NORTH OGDEN — A piece of North Ogden’s history will soon be gone to make way for a road connecting to a new subdivision taking shape in the city.

“Sad and the price of progress,” said Scott Chambers.

A large fruit packing shed built more than 100 years ago sits off 2600 North, offering passing motorists a glimpse of the industry — fruit growing and packing — that figured big in the early history of what is now North Ogden. Things change; land that once held fruit trees has given way to homes, and now, the large, weather-beaten barn in the 700 block of 2600 North is to be dismantled. The road just to the south, 725 East, is to be extended northward to give some 30 planned homes in an area where cherry and peach trees once grew a connection to busy 2600 North.

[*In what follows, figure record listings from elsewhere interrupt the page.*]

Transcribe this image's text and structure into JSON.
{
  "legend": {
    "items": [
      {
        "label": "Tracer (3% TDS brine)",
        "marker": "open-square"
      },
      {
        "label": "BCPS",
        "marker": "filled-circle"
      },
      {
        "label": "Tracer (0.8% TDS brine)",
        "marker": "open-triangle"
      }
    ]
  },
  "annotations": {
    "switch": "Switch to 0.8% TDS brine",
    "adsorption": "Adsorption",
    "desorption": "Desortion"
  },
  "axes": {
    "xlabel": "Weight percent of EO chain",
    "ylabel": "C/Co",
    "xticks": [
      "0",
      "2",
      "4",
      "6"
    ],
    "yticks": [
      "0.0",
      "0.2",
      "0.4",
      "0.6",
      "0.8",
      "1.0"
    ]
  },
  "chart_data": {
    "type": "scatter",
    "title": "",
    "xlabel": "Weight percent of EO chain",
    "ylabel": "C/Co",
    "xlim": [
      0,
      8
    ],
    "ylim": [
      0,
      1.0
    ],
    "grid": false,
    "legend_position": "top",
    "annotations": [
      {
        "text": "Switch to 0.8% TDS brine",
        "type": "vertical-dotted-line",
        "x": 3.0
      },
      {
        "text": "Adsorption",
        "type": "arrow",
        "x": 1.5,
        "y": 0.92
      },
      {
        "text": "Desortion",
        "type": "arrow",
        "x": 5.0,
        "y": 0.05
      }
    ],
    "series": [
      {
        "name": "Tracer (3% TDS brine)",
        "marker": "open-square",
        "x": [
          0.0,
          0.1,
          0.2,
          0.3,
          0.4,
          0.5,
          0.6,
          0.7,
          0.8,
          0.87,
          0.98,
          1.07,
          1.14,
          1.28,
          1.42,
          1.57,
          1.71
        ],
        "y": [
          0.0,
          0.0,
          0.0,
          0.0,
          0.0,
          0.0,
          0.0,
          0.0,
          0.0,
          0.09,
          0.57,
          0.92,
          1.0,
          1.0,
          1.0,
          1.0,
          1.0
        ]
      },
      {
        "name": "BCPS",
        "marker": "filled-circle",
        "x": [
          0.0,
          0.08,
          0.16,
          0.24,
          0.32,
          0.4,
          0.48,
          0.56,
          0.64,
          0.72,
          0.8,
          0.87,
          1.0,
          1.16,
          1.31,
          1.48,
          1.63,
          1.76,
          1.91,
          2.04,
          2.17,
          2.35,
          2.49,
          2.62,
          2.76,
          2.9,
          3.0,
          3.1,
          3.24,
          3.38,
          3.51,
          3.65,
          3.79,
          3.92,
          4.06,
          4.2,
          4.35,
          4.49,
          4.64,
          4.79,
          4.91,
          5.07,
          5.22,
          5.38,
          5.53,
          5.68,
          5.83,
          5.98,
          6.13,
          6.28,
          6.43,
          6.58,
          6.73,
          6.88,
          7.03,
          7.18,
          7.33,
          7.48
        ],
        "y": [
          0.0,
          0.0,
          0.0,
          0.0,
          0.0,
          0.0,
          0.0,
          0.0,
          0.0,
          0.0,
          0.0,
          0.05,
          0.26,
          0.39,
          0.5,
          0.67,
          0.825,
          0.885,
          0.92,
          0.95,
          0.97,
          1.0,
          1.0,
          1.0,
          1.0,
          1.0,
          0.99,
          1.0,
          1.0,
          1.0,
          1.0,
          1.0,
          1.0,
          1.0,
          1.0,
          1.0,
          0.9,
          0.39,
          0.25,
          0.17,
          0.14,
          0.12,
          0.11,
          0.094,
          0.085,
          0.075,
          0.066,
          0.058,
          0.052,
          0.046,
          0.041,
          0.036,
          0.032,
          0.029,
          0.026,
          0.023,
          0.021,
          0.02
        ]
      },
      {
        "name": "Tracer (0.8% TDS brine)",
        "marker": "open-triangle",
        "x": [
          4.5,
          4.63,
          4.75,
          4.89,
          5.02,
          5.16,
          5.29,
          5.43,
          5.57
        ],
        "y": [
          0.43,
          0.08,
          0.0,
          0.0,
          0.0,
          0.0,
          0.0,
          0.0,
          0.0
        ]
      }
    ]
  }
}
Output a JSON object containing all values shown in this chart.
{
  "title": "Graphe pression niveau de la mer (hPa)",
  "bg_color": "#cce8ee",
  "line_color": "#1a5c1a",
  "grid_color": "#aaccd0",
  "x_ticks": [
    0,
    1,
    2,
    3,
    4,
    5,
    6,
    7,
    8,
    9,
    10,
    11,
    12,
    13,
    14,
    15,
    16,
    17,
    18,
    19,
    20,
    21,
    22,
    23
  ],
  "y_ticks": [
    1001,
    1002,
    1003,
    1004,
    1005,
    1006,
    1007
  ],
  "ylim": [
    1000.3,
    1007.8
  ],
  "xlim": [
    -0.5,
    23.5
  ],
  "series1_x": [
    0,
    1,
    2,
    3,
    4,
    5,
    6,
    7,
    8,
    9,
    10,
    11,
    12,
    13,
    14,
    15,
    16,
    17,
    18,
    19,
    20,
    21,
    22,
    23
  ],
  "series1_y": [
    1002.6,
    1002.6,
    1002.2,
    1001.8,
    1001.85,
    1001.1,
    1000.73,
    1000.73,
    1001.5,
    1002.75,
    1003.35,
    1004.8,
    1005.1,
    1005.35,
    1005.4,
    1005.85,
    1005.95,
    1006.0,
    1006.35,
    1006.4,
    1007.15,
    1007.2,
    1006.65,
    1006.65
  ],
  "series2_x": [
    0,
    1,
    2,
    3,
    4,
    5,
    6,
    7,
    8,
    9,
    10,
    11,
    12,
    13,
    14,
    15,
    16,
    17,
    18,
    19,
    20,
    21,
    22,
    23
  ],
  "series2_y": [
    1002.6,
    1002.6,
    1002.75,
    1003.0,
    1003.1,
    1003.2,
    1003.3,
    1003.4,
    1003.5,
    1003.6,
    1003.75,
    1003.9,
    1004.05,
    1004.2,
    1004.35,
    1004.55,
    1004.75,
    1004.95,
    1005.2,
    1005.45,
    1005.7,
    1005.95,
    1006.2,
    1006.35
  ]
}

The roadway extension is contemplated in city planning documents. The looming change, perhaps over the summer, isn’t a surprise. Notably, there’s a bright side — Chambers’ son, Shayne Chambers, plans to disassemble the barn and put it back together on land he owns in the Mendon area in Cache County.

Still, change is change, and the structure and adjacent orchard that it once served, now gone, figure big in the memories of Scott Chambers, his cousin Steve Campbell and other extended family members. Scott Winfield Campbell, the great-grandfather of Chambers and Campbell, built the barn to serve the commercial cherry and peach orchard he operated in the area, S.W. Campbell & Sons.

“Not anything left,” Alene Chambers, Scott Chambers’ wife, said last week. “They just took the last three trees down on Monday. It was sad. ... No more of the old orchard.”

Given the significance of the structure to the North Ogden area’s history, the Weber County Heritage Foundation is helping prepare a documentary about the old building. Family members think it was built around 1905, maybe shortly thereafter. “It’s one of the last packing sheds up there,” said Kattie Stewart, the foundation president.

Perhaps more significantly, Shayne Chambers hopes to keep the old building alive in Cache County, though he’s still figuring out exactly how he’s going to transplant it. He’s hoping to solicit donations to aid in the effort, perhaps through a GoFundMe.com account, and welcomes help at 21shaynechambers@gmail.com. “It’s not anything we’ve done before so it’s definitely going to be a learning curve,” he said.

He feels driven, though, to keep a small part of the past in the present. “Don’t want to see the history lost. We want to make sure we preserve what we can and keep that heritage alive,” he said.

The City of North Ogden had considered moving the old barn to Barker Park. The apparent cost and logistics, though, doomed that idea. “There was some concerns with being able to save the building and make it usable as a park feature. In the end, it just makes more sense for the city to not relocate the barn,” said Jon Call, the North Ogden city attorney.

Call said there are a few old buildings still standing from North Ogden’s agricultural past. Significantly, there’s the old Cannery Building at Washington Boulevard and 2000 North, where agricultural crops were once canned, now repurposed and home to several businesses. By and large, though, most of the old barns used in agriculture in the North Ogden area have been torn down, “many because they had simply lasted their useful life,” Call said.

‘A lot of hard work’Campbell used to work in the S.W. Campbell & Sons orchard, earning 3 cents for each pound of cherries he picked. “It was a lot of hard work for 3 cents a pound,” he said.

Scott Chambers also worked there, for one summer, anyway. “I picked cherries one year, enough to know I didn’t want to do it again,” he said.

The fruit — the orchard also produced peaches that were sold commercially — would be sorted and packed in the old shed, which has two levels. Then it would be hauled to Ogden and shipped to market via railcars.

Gradually, though, the operation faded. Part of the shed, the eastern part, was destroyed during a particularly severe winter due to the weight of the snow that fell on it. “At one time, it was really thriving. Then it just kind of dwindled down,” said Campbell.

More recently, the shed has been used for storage. Walking through it earlier this week, Alene Chambers pointed out what she thought was a remnant from the past. “That’s what’s left of a (fruit) sorting table,” she said.

The land where the shed and orchard sat became more valuable as space to build homes, though, and eventually the extended family members who owned it decided to sell. They understand that change is inevitable, but that hasn’t diminished the nostalgic sentiments over the years as redevelopment has edged toward reality. “There’s been some sad moments over the years,” said Campbell.